I’m A Registered Voter… Now What?
Aug 17, 2021
First of all, congratulations on getting yourself registered!
Voting is one of your constitutional rights as a citizen of the Philippines, and is your civic duty as a member of this good nation. Ever heard of the saying “every vote counts?” That’s right, it’s your responsibility as part of the community to contribute to how you envision the Philippines a few years down the line.
The act of voting is an equalizer. In the eyes of the law, the weight of each vote is equal so let your voice be heard – otherwise, someone else will decide your future for you. But registration is only half the battle. Well, more like a fourth. There’s still plenty that stands between you, today, and then, the day of the election.
And we’re here to take you through it.
First, check your registration.
It’s important to check your registration too, and ensure there’s no error whatsoever… like your name being misspelled or having your old address listed as your current one. Make sure to go through your details ASAP – that way, if you find a mistake, you still have time to rectify it.
One of the pitfalls of voters is thinking they’re registered when they’re not. Did you know that if you weren’t able to vote for the past two elections – local and national – you’ll be tagged as “inactive” and have to register again?
Next, educate yourself.
“An informed voter makes an informed choice.” Don’t neglect your research! Look into the candidates, their political parties, as well as their proposed initiatives. Are they competent? Credible? What kind of leadership experience have they had? Have they implemented any programs or policies? Ask the basic questions – and more. You’re about to select the future leaders of an entire country, it’s okay to be nitpicky.
Try to understand their platform and priorities, and see where they stand on certain issues. Do the candidate’s values align with yours when it comes to education? Sustainability? Women and children’s rights? Get to know their views when it comes to the bigger, more difficult conversations. Keep yourself updated on the latest election news by following – or at least regularly checking the relevant bodies and platforms for any announcements.
Visit the party’s official website, tune in to their TV interviews, and watch political debates and discussions among candidates. Make use of the different sources of information available at your disposal – broadcast, radio, social media – to help you paint the bigger picture and evaluate your options before coming to a decision.
Third, check for any updates on election rules and regulations.
Prior to voting day, confirm whether there are any changes in the voting rules and regulations. The requirements may vary for different precincts. In particular, first time voters should be made aware of any documents they may need to present on the day itself to be able to vote, such as a valid government ID.
Check your assigned precincts, too! Avoid any confusion on the day itself by verifying whether any new arrangements have been made regarding precinct groupings.

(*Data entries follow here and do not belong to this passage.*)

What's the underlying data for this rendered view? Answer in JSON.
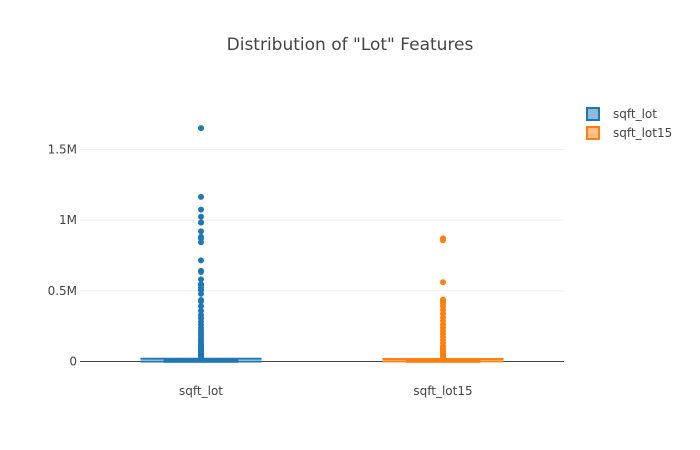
{
  "chart_data": {
    "type": "box",
    "title": "Distribution of \"Lot\" Features",
    "xlabel": "",
    "ylabel": "",
    "ylim": [
      -60000,
      1850000
    ],
    "yticks": [
      {
        "value": 0,
        "label": "0"
      },
      {
        "value": 500000,
        "label": "0.5M"
      },
      {
        "value": 1000000,
        "label": "1M"
      },
      {
        "value": 1500000,
        "label": "1.5M"
      }
    ],
    "grid": true,
    "legend_position": "top-right",
    "categories": [
      "sqft_lot",
      "sqft_lot15"
    ],
    "series": [
      {
        "name": "sqft_lot",
        "color": "#1f77b4",
        "fill": "#8fbbd9",
        "box": {
          "q1": 5040,
          "median": 7618,
          "q3": 10688,
          "lower_fence": 520,
          "upper_fence": 19160
        },
        "outliers": [
          1651359,
          1164794,
          1074218,
          1024068,
          982998,
          982278,
          920423,
          881654,
          871200,
          843309,
          715690,
          641203,
          632914,
          581500,
          547549,
          542322,
          522720,
          505166,
          478288,
          435600,
          425581,
          392040,
          359341,
          329903,
          306848,
          280962,
          260172,
          237772,
          219542,
          200812,
          183387,
          164135,
          150282,
          135036,
          120661,
          108900,
          97574,
          87120,
          78843,
          70325,
          62726,
          55233,
          48787,
          42253,
          36283,
          31143,
          26586,
          22564
        ]
      },
      {
        "name": "sqft_lot15",
        "color": "#ff7f0e",
        "fill": "#ffbf86",
        "box": {
          "q1": 5100,
          "median": 7620,
          "q3": 10083,
          "lower_fence": 651,
          "upper_fence": 17550
        },
        "outliers": [
          871200,
          858132,
          560617,
          438213,
          434728,
          425581,
          411962,
          392040,
          364258,
          338817,
          311610,
          287499,
          261360,
          239580,
          217800,
          196020,
          174240,
          152460,
          130680,
          108900,
          95000,
          83635,
          72309,
          62726,
          53578,
          46174,
          39268,
          33536,
          28000,
          24000,
          20700
        ]
      }
    ]
  }
}
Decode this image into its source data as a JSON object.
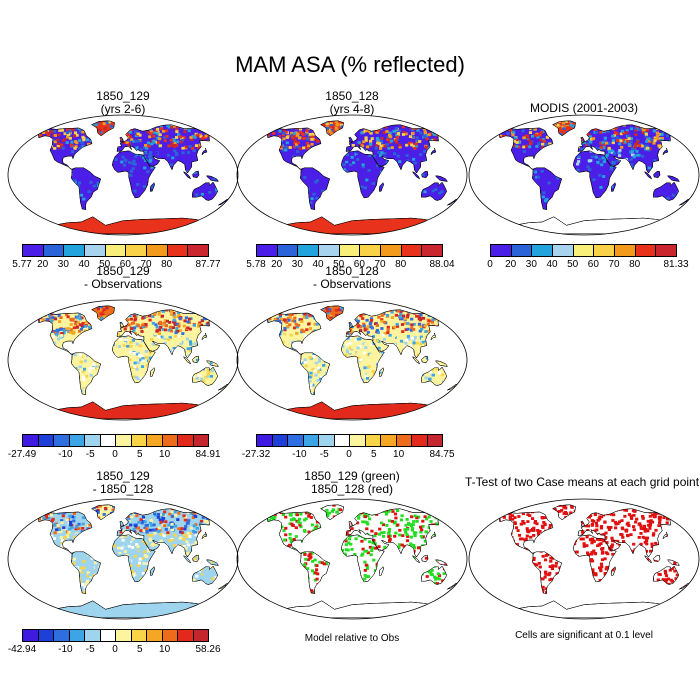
{
  "title": "MAM ASA (% reflected)",
  "panels": [
    {
      "line1": "1850_129",
      "line2": "(yrs 2-6)",
      "style": "abs",
      "ticks": [
        "5.77",
        "20",
        "30",
        "40",
        "50",
        "60",
        "70",
        "80",
        "87.77"
      ]
    },
    {
      "line1": "1850_128",
      "line2": "(yrs 4-8)",
      "style": "abs",
      "ticks": [
        "5.78",
        "20",
        "30",
        "40",
        "50",
        "60",
        "70",
        "80",
        "88.04"
      ]
    },
    {
      "line1": "MODIS (2001-2003)",
      "line2": "",
      "style": "obs",
      "ticks": [
        "0",
        "20",
        "30",
        "40",
        "50",
        "60",
        "70",
        "80",
        "81.33"
      ]
    },
    {
      "line1": "1850_129",
      "line2": "- Observations",
      "style": "diff",
      "ticks": [
        "-27.49",
        "-10",
        "-5",
        "0",
        "5",
        "10",
        "84.91"
      ]
    },
    {
      "line1": "1850_128",
      "line2": "- Observations",
      "style": "diff",
      "ticks": [
        "-27.32",
        "-10",
        "-5",
        "0",
        "5",
        "10",
        "84.75"
      ]
    },
    {
      "line1": "1850_129",
      "line2": "- 1850_128",
      "style": "diff2",
      "ticks": [
        "-42.94",
        "-10",
        "-5",
        "0",
        "5",
        "10",
        "58.26"
      ]
    },
    {
      "line1": "1850_129 (green)",
      "line2": "1850_128 (red)",
      "style": "rel",
      "ticks": []
    },
    {
      "line1": "T-Test of two Case means at each grid point",
      "line2": "",
      "style": "ttest",
      "ticks": []
    }
  ],
  "notes": {
    "rel": "Model relative to Obs",
    "ttest": "Cells are significant at 0.1 level"
  },
  "colors": {
    "abs": [
      "#4b1fe8",
      "#2b64d9",
      "#22a3dd",
      "#a7d3ee",
      "#f7ef7a",
      "#f9d24a",
      "#f39a1d",
      "#e8321b",
      "#c9262e"
    ],
    "diff": [
      "#3f1ae0",
      "#1f3fd9",
      "#2f6ee0",
      "#3da4e6",
      "#9fd4ef",
      "#ffffff",
      "#fdf4a0",
      "#f8d446",
      "#f5a623",
      "#ef6b1c",
      "#e22a1c",
      "#c4262e"
    ],
    "green": "#22dd22",
    "red": "#e01010"
  }
}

And finally, cast your vote.
The last thing to do is, of course, to cast your vote! By now, you’ve done your due diligence and completed the legwork a.k.a. research leading up to election day, it’s highly likely you’ve come up with a list of candidates who you see fit to be the next set of leaders.
The lines on election day can get pretty long, so if you’re not big on waiting, it might be in your best interest to come early. Look for your name on the voter’s list at your assigned precinct and, once verified, exercise your right to vote. Keep the following in mind, though: fill in the circles properly and don’t over-vote. Incorrect shading and going over the maximum will invalidate your ballot so stay within the lines and don’t forget to count!
Jose Rizal once said the country’s future lies in the youth; now, more than ever, does your participation as a Filipino matter. Voting gives you a say on important issues that affect you – or may affect the generations to come after you.
And if you’re not yet registered to vote, go register now! Kung hindi ngayon, kalian pa?